Working Group III (on ‘Mitigation of Climate Change’) of the International Panel on Climate Change (IPCC) is currently preparing a Special Report on ‘Renewable EnergySources and Climate Change Mitigation’ (SRREN). The latter will be finalised during the second half of 2010, officially adopted in December 2010, and published in 2011. Authors are meeting these days in Oslo (1-4 Sept.), after their first meeting in January in Brazil.
According to its mandate, the report should provide a better understandingof: resources availability by region and the effects of climate change; the mitigation potential of renewable energy sources (RES); RES market and technological status; sustainable development goals and RES; relationship to energy security (global, regional and national); options and constraints for integration into the energy supply systems and other markets, including energy storage; costs and benefits; policy options and conditions for effectiveness (!).
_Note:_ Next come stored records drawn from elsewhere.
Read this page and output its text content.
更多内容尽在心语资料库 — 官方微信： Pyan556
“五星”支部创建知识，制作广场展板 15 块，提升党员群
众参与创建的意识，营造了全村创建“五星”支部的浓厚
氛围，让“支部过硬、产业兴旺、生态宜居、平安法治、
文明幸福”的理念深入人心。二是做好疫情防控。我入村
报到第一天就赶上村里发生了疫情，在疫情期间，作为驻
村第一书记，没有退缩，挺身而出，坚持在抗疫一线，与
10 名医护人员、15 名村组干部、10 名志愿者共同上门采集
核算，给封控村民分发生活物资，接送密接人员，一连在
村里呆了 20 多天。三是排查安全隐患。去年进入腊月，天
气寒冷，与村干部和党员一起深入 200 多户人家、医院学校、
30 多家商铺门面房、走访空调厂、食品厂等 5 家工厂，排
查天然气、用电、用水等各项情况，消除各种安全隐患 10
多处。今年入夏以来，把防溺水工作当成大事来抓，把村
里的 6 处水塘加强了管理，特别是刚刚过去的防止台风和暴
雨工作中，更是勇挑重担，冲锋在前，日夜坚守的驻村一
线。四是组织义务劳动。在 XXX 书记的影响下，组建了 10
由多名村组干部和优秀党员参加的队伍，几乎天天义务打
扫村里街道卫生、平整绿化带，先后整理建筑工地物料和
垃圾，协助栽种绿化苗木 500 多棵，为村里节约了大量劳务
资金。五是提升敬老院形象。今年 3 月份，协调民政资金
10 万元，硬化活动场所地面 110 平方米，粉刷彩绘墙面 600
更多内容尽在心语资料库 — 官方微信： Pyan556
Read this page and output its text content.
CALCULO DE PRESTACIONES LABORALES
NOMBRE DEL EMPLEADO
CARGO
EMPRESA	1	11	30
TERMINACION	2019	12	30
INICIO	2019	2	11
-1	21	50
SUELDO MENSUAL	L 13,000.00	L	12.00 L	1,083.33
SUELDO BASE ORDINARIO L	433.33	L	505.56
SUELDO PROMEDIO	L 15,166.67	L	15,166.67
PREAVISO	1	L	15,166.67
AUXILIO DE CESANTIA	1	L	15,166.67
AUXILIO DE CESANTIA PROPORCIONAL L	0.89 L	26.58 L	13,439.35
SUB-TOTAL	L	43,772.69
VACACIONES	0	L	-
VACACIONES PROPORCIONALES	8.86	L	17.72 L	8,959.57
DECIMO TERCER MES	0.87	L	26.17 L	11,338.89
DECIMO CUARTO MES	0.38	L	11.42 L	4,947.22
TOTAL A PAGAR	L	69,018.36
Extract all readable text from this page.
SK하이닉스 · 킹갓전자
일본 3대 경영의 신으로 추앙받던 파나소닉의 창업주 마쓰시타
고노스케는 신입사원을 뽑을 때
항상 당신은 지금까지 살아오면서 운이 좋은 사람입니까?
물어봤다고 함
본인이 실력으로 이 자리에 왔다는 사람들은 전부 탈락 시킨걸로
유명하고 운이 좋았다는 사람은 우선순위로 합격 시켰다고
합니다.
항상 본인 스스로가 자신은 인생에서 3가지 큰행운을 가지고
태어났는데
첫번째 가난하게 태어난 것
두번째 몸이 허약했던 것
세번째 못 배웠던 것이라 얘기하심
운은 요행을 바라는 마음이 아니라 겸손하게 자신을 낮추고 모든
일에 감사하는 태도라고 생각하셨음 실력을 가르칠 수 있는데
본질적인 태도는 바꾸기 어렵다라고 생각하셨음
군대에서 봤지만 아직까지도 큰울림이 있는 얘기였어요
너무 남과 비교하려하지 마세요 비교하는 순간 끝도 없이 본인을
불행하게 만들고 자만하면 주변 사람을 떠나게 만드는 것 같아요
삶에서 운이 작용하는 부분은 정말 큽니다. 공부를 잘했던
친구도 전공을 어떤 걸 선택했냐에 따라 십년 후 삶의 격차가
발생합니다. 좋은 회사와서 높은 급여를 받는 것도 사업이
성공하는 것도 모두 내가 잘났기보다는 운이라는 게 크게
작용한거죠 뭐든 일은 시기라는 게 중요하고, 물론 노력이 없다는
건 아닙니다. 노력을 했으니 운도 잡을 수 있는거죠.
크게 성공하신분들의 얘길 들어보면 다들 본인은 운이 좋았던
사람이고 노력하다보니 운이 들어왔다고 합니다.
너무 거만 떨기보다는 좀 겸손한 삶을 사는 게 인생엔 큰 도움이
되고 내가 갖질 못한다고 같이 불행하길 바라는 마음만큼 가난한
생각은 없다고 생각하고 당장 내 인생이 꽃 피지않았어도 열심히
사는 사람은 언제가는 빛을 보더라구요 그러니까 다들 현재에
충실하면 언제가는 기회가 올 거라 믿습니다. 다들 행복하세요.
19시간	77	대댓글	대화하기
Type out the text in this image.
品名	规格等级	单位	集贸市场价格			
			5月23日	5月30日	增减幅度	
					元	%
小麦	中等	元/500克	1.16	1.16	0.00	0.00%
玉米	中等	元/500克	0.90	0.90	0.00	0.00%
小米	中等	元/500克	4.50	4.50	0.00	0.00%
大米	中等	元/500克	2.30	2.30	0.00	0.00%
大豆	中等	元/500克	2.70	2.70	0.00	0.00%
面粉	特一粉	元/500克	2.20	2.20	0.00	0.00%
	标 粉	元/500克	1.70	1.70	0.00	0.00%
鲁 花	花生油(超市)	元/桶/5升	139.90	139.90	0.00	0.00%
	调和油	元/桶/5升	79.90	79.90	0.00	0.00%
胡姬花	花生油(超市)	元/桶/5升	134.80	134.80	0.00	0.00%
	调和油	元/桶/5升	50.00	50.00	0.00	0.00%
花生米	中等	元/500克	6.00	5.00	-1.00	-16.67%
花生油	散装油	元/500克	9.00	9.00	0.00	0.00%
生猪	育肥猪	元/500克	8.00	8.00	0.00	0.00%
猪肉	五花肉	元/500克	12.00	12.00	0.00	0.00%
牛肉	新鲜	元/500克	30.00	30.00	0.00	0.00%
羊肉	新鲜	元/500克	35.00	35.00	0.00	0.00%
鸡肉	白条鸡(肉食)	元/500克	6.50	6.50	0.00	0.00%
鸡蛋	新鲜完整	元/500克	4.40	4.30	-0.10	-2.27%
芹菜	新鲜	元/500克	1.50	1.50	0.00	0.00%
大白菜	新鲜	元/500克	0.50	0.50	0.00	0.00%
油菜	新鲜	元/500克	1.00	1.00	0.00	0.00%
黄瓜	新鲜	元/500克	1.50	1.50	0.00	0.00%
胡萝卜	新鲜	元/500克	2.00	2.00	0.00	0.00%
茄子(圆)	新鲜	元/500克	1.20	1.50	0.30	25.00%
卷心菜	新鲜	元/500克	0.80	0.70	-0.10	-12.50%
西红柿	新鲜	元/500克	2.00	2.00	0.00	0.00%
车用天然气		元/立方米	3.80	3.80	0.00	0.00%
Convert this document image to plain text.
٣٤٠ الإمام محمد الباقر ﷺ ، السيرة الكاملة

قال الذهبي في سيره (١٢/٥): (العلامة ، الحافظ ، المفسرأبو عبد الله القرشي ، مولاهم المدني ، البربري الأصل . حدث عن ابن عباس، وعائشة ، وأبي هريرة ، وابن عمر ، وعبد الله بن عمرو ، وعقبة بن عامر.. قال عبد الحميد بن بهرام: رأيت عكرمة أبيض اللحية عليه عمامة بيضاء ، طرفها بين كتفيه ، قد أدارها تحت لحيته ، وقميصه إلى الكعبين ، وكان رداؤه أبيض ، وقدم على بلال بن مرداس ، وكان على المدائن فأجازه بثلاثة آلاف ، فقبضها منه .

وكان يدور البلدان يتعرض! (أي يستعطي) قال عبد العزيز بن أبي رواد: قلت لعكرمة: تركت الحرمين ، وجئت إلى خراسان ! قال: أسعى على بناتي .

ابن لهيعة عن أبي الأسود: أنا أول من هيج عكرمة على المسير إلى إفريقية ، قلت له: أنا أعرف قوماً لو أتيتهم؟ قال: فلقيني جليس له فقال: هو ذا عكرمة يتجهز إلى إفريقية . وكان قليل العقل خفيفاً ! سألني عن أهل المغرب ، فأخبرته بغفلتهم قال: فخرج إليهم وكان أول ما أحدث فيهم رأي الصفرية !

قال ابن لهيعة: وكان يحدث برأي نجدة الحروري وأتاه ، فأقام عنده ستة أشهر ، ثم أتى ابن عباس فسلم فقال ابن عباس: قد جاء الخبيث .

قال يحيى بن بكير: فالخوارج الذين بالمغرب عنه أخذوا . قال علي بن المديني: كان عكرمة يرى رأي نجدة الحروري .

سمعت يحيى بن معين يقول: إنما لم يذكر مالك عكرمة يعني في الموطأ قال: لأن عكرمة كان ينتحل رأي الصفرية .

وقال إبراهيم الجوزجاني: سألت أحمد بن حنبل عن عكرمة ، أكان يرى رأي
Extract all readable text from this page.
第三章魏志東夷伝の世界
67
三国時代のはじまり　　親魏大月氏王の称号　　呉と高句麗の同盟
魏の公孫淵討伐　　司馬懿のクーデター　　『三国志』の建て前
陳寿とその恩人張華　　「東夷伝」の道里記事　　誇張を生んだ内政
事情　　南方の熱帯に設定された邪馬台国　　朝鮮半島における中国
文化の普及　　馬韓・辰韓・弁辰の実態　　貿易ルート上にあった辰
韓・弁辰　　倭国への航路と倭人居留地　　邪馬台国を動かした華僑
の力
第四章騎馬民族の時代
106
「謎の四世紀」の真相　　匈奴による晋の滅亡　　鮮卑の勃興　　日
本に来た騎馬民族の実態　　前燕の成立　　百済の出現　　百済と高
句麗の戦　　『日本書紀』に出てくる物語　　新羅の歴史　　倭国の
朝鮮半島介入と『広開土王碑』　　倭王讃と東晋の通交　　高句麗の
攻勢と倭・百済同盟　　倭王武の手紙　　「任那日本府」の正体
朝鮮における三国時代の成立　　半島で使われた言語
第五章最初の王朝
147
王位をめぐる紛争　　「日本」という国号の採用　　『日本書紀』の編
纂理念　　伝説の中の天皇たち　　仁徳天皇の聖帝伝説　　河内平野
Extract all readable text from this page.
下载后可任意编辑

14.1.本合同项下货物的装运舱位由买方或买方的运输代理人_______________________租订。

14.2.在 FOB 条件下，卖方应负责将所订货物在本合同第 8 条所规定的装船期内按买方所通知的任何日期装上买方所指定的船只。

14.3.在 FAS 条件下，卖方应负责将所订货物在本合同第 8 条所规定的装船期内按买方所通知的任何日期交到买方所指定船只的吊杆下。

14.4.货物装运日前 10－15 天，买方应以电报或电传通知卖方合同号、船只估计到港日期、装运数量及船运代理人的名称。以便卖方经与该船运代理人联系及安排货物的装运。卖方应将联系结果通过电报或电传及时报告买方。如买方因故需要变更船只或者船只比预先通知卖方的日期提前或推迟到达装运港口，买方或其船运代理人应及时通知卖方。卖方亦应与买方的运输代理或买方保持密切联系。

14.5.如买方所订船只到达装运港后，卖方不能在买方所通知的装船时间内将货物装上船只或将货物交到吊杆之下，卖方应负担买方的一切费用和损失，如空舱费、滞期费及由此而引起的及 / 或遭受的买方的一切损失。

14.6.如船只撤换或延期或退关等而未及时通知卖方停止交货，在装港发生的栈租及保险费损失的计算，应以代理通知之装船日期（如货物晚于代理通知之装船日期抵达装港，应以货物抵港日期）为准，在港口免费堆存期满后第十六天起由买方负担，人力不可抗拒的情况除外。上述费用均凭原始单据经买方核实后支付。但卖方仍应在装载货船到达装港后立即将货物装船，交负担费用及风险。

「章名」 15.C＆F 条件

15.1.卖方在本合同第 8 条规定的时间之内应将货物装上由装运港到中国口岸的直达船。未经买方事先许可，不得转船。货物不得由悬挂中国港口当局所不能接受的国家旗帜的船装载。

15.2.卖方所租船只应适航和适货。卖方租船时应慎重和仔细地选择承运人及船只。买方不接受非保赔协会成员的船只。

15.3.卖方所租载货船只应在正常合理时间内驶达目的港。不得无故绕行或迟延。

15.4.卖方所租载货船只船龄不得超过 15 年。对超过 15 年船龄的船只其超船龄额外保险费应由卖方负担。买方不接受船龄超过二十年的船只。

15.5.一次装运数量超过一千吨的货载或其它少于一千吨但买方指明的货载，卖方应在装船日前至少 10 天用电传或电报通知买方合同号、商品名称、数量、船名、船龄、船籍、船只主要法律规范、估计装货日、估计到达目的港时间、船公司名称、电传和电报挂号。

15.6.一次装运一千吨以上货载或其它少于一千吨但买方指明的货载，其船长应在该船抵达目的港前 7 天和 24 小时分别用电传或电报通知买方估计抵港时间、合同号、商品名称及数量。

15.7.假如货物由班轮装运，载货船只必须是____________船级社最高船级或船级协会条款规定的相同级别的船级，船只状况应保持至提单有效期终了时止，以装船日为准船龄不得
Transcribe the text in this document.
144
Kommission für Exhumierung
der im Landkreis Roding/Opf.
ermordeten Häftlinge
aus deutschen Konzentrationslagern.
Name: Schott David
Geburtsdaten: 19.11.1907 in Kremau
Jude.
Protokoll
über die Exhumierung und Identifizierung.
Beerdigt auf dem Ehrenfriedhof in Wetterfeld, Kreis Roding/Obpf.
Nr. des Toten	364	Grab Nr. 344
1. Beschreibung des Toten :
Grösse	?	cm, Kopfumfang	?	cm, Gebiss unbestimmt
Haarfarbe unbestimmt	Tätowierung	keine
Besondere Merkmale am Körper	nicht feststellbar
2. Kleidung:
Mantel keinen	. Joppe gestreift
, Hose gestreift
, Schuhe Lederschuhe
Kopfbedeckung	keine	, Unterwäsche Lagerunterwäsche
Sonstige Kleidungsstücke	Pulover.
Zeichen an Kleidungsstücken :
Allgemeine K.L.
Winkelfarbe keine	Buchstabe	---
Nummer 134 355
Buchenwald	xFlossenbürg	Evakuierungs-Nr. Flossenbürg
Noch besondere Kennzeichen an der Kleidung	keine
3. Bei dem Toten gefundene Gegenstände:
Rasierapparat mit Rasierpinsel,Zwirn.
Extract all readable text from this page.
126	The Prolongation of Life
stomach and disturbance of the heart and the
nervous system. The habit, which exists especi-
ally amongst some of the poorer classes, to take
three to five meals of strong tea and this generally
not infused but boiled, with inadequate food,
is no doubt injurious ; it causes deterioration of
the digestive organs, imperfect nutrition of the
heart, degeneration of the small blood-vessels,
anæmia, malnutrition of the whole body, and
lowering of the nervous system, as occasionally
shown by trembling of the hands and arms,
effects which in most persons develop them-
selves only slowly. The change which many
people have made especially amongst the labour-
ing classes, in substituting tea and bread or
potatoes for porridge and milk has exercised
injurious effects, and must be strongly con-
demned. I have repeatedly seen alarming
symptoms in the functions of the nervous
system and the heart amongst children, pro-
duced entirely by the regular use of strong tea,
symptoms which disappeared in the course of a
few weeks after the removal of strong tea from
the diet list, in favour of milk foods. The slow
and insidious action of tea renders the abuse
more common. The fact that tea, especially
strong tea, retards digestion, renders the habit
The scope of the report is broad, in an attempt to provide expertise (not necessarily answers) and review of experiences. The draft structure of the report reflects first an assessment of the current level of development of RES, and includes some prospects and potential deployment. The strength of the Special Report will certainly be the quality and diversity of information compelled, underlying trends, risks and best practices. But its main challenge will also certainly relate to its usefulness related to its concrete application for scoping new RES-policies, and its duplication potential with policy documents from other UN or non-UN organisations. For example, could the SRREN give rise to an international cooperation on the implementation of RES-policies? If so, no other organisation than the newly established International Renewable Energy Agency would be better capable of assuming such a task. Could a data base of RES-regulatory measures be regularly updated and serve as a platform, like the one of the International Energy Agency?
The WGIII remains (for the moment) silent on the concrete exploitation of the conclusions of the SRREN. The only statement made so far is that:
‘A [SRREN] would address the information needs of policy makers, private sector and civil society in a comprehensive way and would provide valuable information for further IPCC publications. Ideally it should be finalized in time to allow integration of its findings into the next comprehensive IPCC assessment of mitigation of climate change.’ (Scoping Document)
Let’s hope that it will do more than contributing to another report, and search for synergies with other relevant forums and practical implementation in the short term, when it is the most necessary.